The next part of the code is to check if there are any missing values, which is not the case since you have your own program inputting values into the database and there is no human intervention during this process.
You do exploratory data analysis using the df.describe() function of the pandas dataframe object df. After this is done, you then look at the correlation between the variables to check if any strong relationship exists. After determining this, you move to divide your dataframe into a target and features. The target is what you want to predict. In your case, it is an outage. You want to predict the outage and see when it happens. You drop outage from the features since it is your predictor.

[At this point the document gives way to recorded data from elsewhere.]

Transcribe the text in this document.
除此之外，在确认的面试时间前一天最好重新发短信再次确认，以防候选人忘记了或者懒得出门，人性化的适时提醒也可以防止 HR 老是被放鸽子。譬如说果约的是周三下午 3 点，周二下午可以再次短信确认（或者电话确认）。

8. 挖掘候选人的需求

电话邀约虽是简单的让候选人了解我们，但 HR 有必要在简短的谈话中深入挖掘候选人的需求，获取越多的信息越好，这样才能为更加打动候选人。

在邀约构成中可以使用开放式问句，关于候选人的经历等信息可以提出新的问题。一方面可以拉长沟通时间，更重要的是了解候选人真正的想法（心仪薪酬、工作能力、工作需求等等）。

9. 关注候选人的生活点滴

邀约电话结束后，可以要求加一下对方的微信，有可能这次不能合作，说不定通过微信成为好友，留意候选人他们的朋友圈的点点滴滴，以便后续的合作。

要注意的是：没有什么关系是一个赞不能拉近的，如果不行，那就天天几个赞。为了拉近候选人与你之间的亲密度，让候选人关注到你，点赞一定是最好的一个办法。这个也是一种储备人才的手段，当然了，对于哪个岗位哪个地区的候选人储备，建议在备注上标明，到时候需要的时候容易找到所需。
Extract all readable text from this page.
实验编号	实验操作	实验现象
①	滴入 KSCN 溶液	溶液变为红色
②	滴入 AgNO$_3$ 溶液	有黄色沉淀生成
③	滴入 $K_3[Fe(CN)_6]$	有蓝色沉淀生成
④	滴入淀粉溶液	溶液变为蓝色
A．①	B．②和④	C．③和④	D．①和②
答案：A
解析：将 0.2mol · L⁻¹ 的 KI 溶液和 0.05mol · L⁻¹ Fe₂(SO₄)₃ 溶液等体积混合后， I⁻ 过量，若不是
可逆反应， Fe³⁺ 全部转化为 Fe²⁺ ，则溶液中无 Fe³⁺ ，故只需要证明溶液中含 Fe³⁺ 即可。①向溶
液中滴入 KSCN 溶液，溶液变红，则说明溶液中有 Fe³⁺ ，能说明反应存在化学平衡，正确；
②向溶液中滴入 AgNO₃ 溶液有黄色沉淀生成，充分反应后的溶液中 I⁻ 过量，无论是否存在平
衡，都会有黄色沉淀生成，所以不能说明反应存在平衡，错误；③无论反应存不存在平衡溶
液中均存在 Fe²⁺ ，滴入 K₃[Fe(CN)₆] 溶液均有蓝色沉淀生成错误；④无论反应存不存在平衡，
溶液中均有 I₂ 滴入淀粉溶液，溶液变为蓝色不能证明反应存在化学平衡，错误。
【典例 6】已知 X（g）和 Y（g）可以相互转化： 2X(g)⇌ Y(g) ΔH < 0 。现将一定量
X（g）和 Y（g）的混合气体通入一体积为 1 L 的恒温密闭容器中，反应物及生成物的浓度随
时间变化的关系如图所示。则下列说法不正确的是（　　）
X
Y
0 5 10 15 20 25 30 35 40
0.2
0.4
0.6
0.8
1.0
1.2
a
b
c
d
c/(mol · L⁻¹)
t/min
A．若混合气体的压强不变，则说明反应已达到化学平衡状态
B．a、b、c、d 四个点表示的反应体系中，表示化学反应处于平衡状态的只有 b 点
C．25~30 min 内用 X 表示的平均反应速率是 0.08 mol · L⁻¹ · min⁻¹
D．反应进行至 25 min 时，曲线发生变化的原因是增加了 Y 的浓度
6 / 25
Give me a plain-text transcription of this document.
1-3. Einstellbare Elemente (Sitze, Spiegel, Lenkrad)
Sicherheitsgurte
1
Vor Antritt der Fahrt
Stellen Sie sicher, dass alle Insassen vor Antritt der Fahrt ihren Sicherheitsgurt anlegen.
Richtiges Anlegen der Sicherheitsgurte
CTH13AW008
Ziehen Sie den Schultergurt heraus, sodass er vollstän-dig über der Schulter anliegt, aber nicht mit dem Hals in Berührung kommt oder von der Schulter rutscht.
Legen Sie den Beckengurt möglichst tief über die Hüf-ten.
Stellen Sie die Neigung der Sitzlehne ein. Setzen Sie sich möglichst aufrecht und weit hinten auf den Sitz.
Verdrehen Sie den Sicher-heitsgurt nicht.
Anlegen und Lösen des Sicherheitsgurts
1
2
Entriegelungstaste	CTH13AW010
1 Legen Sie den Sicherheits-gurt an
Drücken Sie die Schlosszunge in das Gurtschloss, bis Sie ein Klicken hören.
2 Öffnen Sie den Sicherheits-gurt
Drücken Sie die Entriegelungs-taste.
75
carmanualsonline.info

Now you can start creating your training and testing datasets. For this, you use the train_test_split function from the sklearn library. You know that outage, which is your predictor, can have a value of either 1 or 0. 1 means there is an outage and 0 means no outage. So this is a classification problem. You use a simple classification algorithm: logistic regression. You can use others like Naive Bayes or SVM to look at how the accuracy of the prediction improves or not.
Summary
In this chapter, you looked at Raspberry Pi using Python and the overall block diagram of this IoT monitoring application. You tested your system by writing a Python Raspberry Pi Hello world program. Then you tested to see if all the Python libraries like scikit-learn and pandas were loading perfectly or not. Then you tested your Arduino setup using Python to see if it was communicating properly after setting up its hardware. You ran your first sketch by flashing the Arduino's memory with it. Next, you saw how to get IoT sensor data from Raspberry Pi's sample code by first configuring its GPIO pins and then the hardware setup using the breadboard circuit. You then learned to program the IoT sensor light density resistor module through a Python program to detect day and night. The next important part of the program was to store IoT data in a database like SQLite3 by configuring it and creating a database structure. You then ran a Python program to get the data from the LDR module and store it in the SQLite3 database. Then you created a practical Python-based IoT application with advanced warning capabilities based on data from temperature and light statuses, allowing you to create a monitoring agent for it. Then you applied machine learning on top of this collected data from the temperature and LDR module by using a logistic regression algorithm to classify temperature status based on readings from the IoT sensor. You created a visualization of the classification model by building a confusion matrix using the Seaborn Python library and determining the accuracy of your prediction model.
With the visualization of the accuracy score and confusion matrix, I conclude this section and the chapter. You now have a substantial understanding of how the IoT sensor data can be used to apply machine learning on it to get any business results. In Chapter 5, you will look at the setup and installation required in order to execute IoT and IioT applications using Python.